A Nextflow JSON parameter file is a way of providing configuration parameters for a Nextflow pipeline in a structured format using JSON (JavaScript Object Notation). It allows users to define various parameters required by the pipeline in a file rather than passing them directly via the command line. The main key features of a Nextflow JSON parameter File are

  1. Structure: The JSON file contains key-value pairs that define different parameters. This structure makes it easy to read and modify parameters without needing to remember command line syntax.

  2. Use Case: JSON parameter files are particularly useful for complex workflows with many parameters or when those parameters are subject to frequent changes. Users can manage their configurations in one place.

  3. Access in Pipeline: Parameters defined in the JSON file can be accessed directly in your Nextflow scripts using the params object.

Here’s a simple example of what a Nextflow JSON parameter file might look like:

{
  "input": "data/input_file.txt",
  "output": "results/",
  "other_param": "value"
}

where input, output, and other_param are the parameters required by the pipeline and can be declared or overridden using CLI and prepending -- to the parameter name (eg. --input, --output, --other_param). To use a JSON parameter file in a Nextflow pipeline, you can specify it on the command line using the -params-file option:

nextflow run <your pipeline> -params-file params.json

The benefits of using a JSON parameter file include:

  • Readability: JSON files are quite structured and make it easy to see the settings needed for a pipeline.

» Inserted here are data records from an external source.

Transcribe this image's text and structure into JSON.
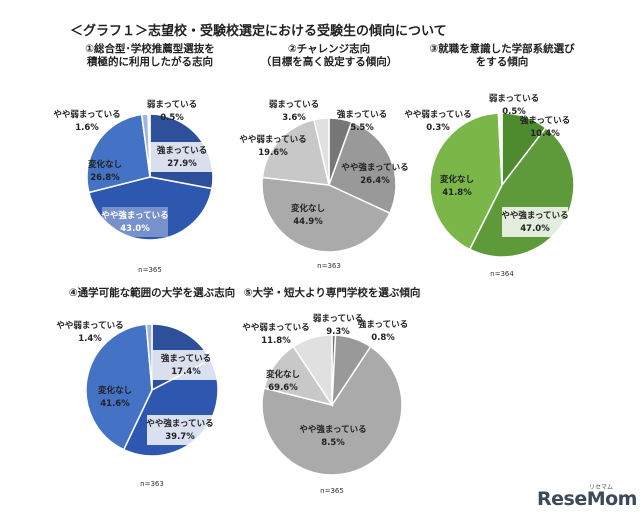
{
  "title": "＜グラフ１＞志望校・受験校選定における受験生の傾向について",
  "watermark": {
    "main": "ReseMom",
    "sub": "リセマム"
  },
  "chart_data": [
    {
      "type": "pie",
      "title_lines": [
        "①総合型･学校推薦型選抜を",
        "積極的に利用したがる志向"
      ],
      "note": "n=365",
      "slices": [
        {
          "label": "強まっている",
          "value": 27.9,
          "value_text": "27.9%",
          "color": "#2e4f9a",
          "text": "dark",
          "box": true
        },
        {
          "label": "やや強まっている",
          "value": 43.0,
          "value_text": "43.0%",
          "color": "#2e58b0",
          "text": "light",
          "box": true
        },
        {
          "label": "変化なし",
          "value": 26.8,
          "value_text": "26.8%",
          "color": "#4472c4",
          "text": "dark",
          "box": false
        },
        {
          "label": "やや弱まっている",
          "value": 1.6,
          "value_text": "1.6%",
          "color": "#9fb5e0",
          "text": "dark",
          "box": false
        },
        {
          "label": "弱まっている",
          "value": 0.5,
          "value_text": "0.5%",
          "color": "#d5def2",
          "text": "dark",
          "box": false
        }
      ]
    },
    {
      "type": "pie",
      "title_lines": [
        "②チャレンジ志向",
        "（目標を高く設定する傾向）"
      ],
      "note": "n=363",
      "slices": [
        {
          "label": "強まっている",
          "value": 5.5,
          "value_text": "5.5%",
          "color": "#777777",
          "text": "dark",
          "box": false
        },
        {
          "label": "やや強まっている",
          "value": 26.4,
          "value_text": "26.4%",
          "color": "#999999",
          "text": "dark",
          "box": false
        },
        {
          "label": "変化なし",
          "value": 44.9,
          "value_text": "44.9%",
          "color": "#aaaaaa",
          "text": "dark",
          "box": false
        },
        {
          "label": "やや弱まっている",
          "value": 19.6,
          "value_text": "19.6%",
          "color": "#c8c8c8",
          "text": "dark",
          "box": false
        },
        {
          "label": "弱まっている",
          "value": 3.6,
          "value_text": "3.6%",
          "color": "#e0e0e0",
          "text": "dark",
          "box": false
        }
      ]
    },
    {
      "type": "pie",
      "title_lines": [
        "③就職を意識した学部系統選び",
        "をする傾向"
      ],
      "note": "n=364",
      "slices": [
        {
          "label": "強まっている",
          "value": 10.4,
          "value_text": "10.4%",
          "color": "#4e8a2e",
          "text": "dark",
          "box": false
        },
        {
          "label": "やや強まっている",
          "value": 47.0,
          "value_text": "47.0%",
          "color": "#5f9a3a",
          "text": "dark",
          "box": true
        },
        {
          "label": "変化なし",
          "value": 41.8,
          "value_text": "41.8%",
          "color": "#7ab648",
          "text": "dark",
          "box": false
        },
        {
          "label": "やや弱まっている",
          "value": 0.3,
          "value_text": "0.3%",
          "color": "#a9d18e",
          "text": "dark",
          "box": false
        },
        {
          "label": "弱まっている",
          "value": 0.5,
          "value_text": "0.5%",
          "color": "#d6eac7",
          "text": "dark",
          "box": false
        }
      ]
    },
    {
      "type": "pie",
      "title_lines": [
        "④通学可能な範囲の大学を選ぶ志向"
      ],
      "note": "n=363",
      "slices": [
        {
          "label": "強まっている",
          "value": 17.4,
          "value_text": "17.4%",
          "color": "#2e4f9a",
          "text": "dark",
          "box": true
        },
        {
          "label": "やや強まっている",
          "value": 39.7,
          "value_text": "39.7%",
          "color": "#2e58b0",
          "text": "dark",
          "box": true
        },
        {
          "label": "変化なし",
          "value": 41.6,
          "value_text": "41.6%",
          "color": "#4472c4",
          "text": "dark",
          "box": false
        },
        {
          "label": "やや弱まっている",
          "value": 1.4,
          "value_text": "1.4%",
          "color": "#9fb5e0",
          "text": "dark",
          "box": false
        }
      ]
    },
    {
      "type": "pie",
      "title_lines": [
        "⑤大学・短大より専門学校を選ぶ傾向"
      ],
      "note": "n=365",
      "slices": [
        {
          "label": "強まっている",
          "value": 0.8,
          "value_text": "0.8%",
          "color": "#777777",
          "text": "dark",
          "box": false
        },
        {
          "label": "やや強まっている",
          "value": 8.5,
          "value_text": "8.5%",
          "color": "#999999",
          "text": "dark",
          "box": false
        },
        {
          "label": "変化なし",
          "value": 69.6,
          "value_text": "69.6%",
          "color": "#aaaaaa",
          "text": "dark",
          "box": false
        },
        {
          "label": "やや弱まっている",
          "value": 11.8,
          "value_text": "11.8%",
          "color": "#c8c8c8",
          "text": "dark",
          "box": false
        },
        {
          "label": "弱まっている",
          "value": 9.3,
          "value_text": "9.3%",
          "color": "#e0e0e0",
          "text": "dark",
          "box": false
        }
      ]
    }
  ]
}
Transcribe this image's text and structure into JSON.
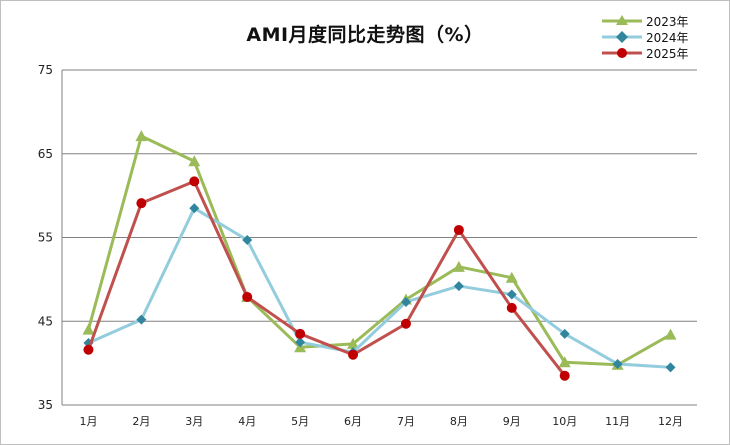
{
  "chart_data": {
    "type": "line",
    "title": "AMI月度同比走势图（%）",
    "xlabel": "",
    "ylabel": "",
    "categories": [
      "1月",
      "2月",
      "3月",
      "4月",
      "5月",
      "6月",
      "7月",
      "8月",
      "9月",
      "10月",
      "11月",
      "12月"
    ],
    "ylim": [
      35,
      75
    ],
    "yticks": [
      35,
      45,
      55,
      65,
      75
    ],
    "grid": true,
    "legend_position": "top-right",
    "series": [
      {
        "name": "2023年",
        "color": "#9bbb59",
        "marker": "triangle",
        "values": [
          44.0,
          67.1,
          64.1,
          47.9,
          41.9,
          42.3,
          47.6,
          51.5,
          50.2,
          40.1,
          39.8,
          43.4
        ]
      },
      {
        "name": "2024年",
        "color": "#93cddd",
        "marker_color": "#31859c",
        "marker": "diamond",
        "values": [
          42.4,
          45.2,
          58.5,
          54.7,
          42.5,
          41.3,
          47.3,
          49.2,
          48.2,
          43.5,
          39.9,
          39.5
        ]
      },
      {
        "name": "2025年",
        "color": "#c0504d",
        "marker_color": "#c00000",
        "marker": "circle",
        "values": [
          41.6,
          59.1,
          61.7,
          47.9,
          43.5,
          41.0,
          44.7,
          55.9,
          46.6,
          38.5,
          null,
          null
        ]
      }
    ]
  },
  "legend": {
    "items": [
      "2023年",
      "2024年",
      "2025年"
    ]
  }
}
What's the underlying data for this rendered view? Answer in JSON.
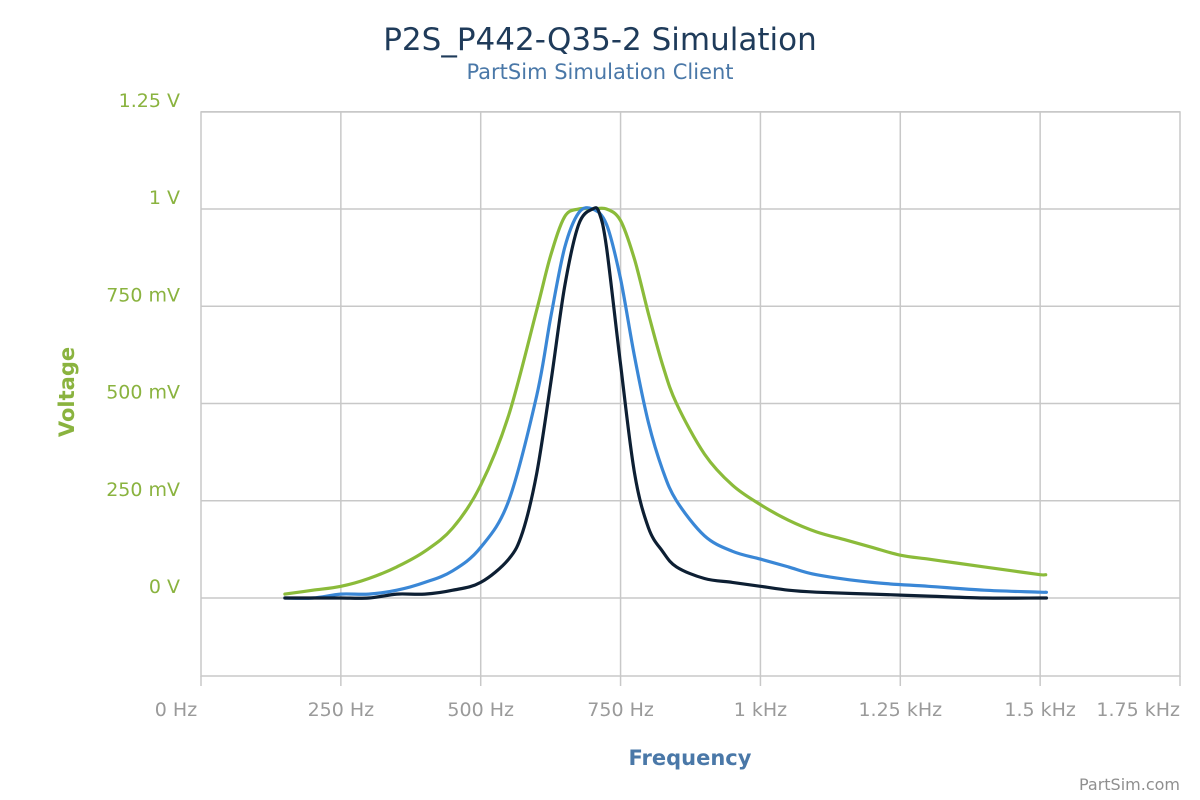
{
  "chart_data": {
    "type": "line",
    "title": "P2S_P442-Q35-2 Simulation",
    "subtitle": "PartSim Simulation Client",
    "xlabel": "Frequency",
    "ylabel": "Voltage",
    "xlim": [
      0,
      1750
    ],
    "ylim": [
      -0.2,
      1.25
    ],
    "grid": true,
    "x_ticks": [
      {
        "value": 0,
        "label": "0 Hz"
      },
      {
        "value": 250,
        "label": "250 Hz"
      },
      {
        "value": 500,
        "label": "500 Hz"
      },
      {
        "value": 750,
        "label": "750 Hz"
      },
      {
        "value": 1000,
        "label": "1 kHz"
      },
      {
        "value": 1250,
        "label": "1.25 kHz"
      },
      {
        "value": 1500,
        "label": "1.5 kHz"
      },
      {
        "value": 1750,
        "label": "1.75 kHz"
      }
    ],
    "y_ticks": [
      {
        "value": 0,
        "label": "0 V"
      },
      {
        "value": 0.25,
        "label": "250 mV"
      },
      {
        "value": 0.5,
        "label": "500 mV"
      },
      {
        "value": 0.75,
        "label": "750 mV"
      },
      {
        "value": 1.0,
        "label": "1 V"
      },
      {
        "value": 1.25,
        "label": "1.25 V"
      }
    ],
    "series": [
      {
        "color": "#8bbb3a",
        "x": [
          150,
          200,
          250,
          300,
          350,
          400,
          450,
          500,
          550,
          600,
          625,
          650,
          675,
          700,
          725,
          750,
          775,
          800,
          825,
          850,
          900,
          950,
          1000,
          1050,
          1100,
          1150,
          1200,
          1250,
          1300,
          1350,
          1400,
          1450,
          1500,
          1510
        ],
        "y": [
          0.01,
          0.02,
          0.03,
          0.05,
          0.08,
          0.12,
          0.18,
          0.29,
          0.47,
          0.74,
          0.88,
          0.98,
          1.0,
          1.0,
          1.0,
          0.97,
          0.87,
          0.73,
          0.6,
          0.5,
          0.37,
          0.29,
          0.24,
          0.2,
          0.17,
          0.15,
          0.13,
          0.11,
          0.1,
          0.09,
          0.08,
          0.07,
          0.06,
          0.06
        ]
      },
      {
        "color": "#3a87d6",
        "x": [
          150,
          200,
          250,
          300,
          350,
          400,
          450,
          500,
          550,
          600,
          625,
          650,
          675,
          700,
          725,
          750,
          775,
          800,
          825,
          850,
          900,
          950,
          1000,
          1050,
          1100,
          1200,
          1300,
          1400,
          1500,
          1510
        ],
        "y": [
          0.0,
          0.0,
          0.01,
          0.01,
          0.02,
          0.04,
          0.07,
          0.13,
          0.25,
          0.52,
          0.72,
          0.9,
          0.99,
          1.0,
          0.96,
          0.82,
          0.62,
          0.45,
          0.33,
          0.25,
          0.16,
          0.12,
          0.1,
          0.08,
          0.06,
          0.04,
          0.03,
          0.02,
          0.015,
          0.015
        ]
      },
      {
        "color": "#0d1f33",
        "x": [
          150,
          200,
          250,
          300,
          350,
          400,
          450,
          500,
          550,
          575,
          600,
          625,
          650,
          675,
          700,
          712,
          725,
          750,
          775,
          800,
          825,
          850,
          900,
          950,
          1000,
          1050,
          1100,
          1200,
          1300,
          1400,
          1500,
          1510
        ],
        "y": [
          0.0,
          0.0,
          0.0,
          0.0,
          0.01,
          0.01,
          0.02,
          0.04,
          0.1,
          0.17,
          0.32,
          0.55,
          0.8,
          0.96,
          1.0,
          0.99,
          0.9,
          0.6,
          0.32,
          0.18,
          0.12,
          0.08,
          0.05,
          0.04,
          0.03,
          0.02,
          0.015,
          0.01,
          0.005,
          0.0,
          0.0,
          0.0
        ]
      }
    ]
  },
  "watermark": "PartSim.com"
}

  • Convenience: It’s more convenient to edit a JSON file for changing parameters than to modify and remember long command-line options.

  • Version Control: JSON files can be easily tracked and managed using version control systems like Git, which is particularly useful for collaborative projects.

  • Compatibility: JSON is widely supported across different programming languages, making it easy to generate or manipulate if needed.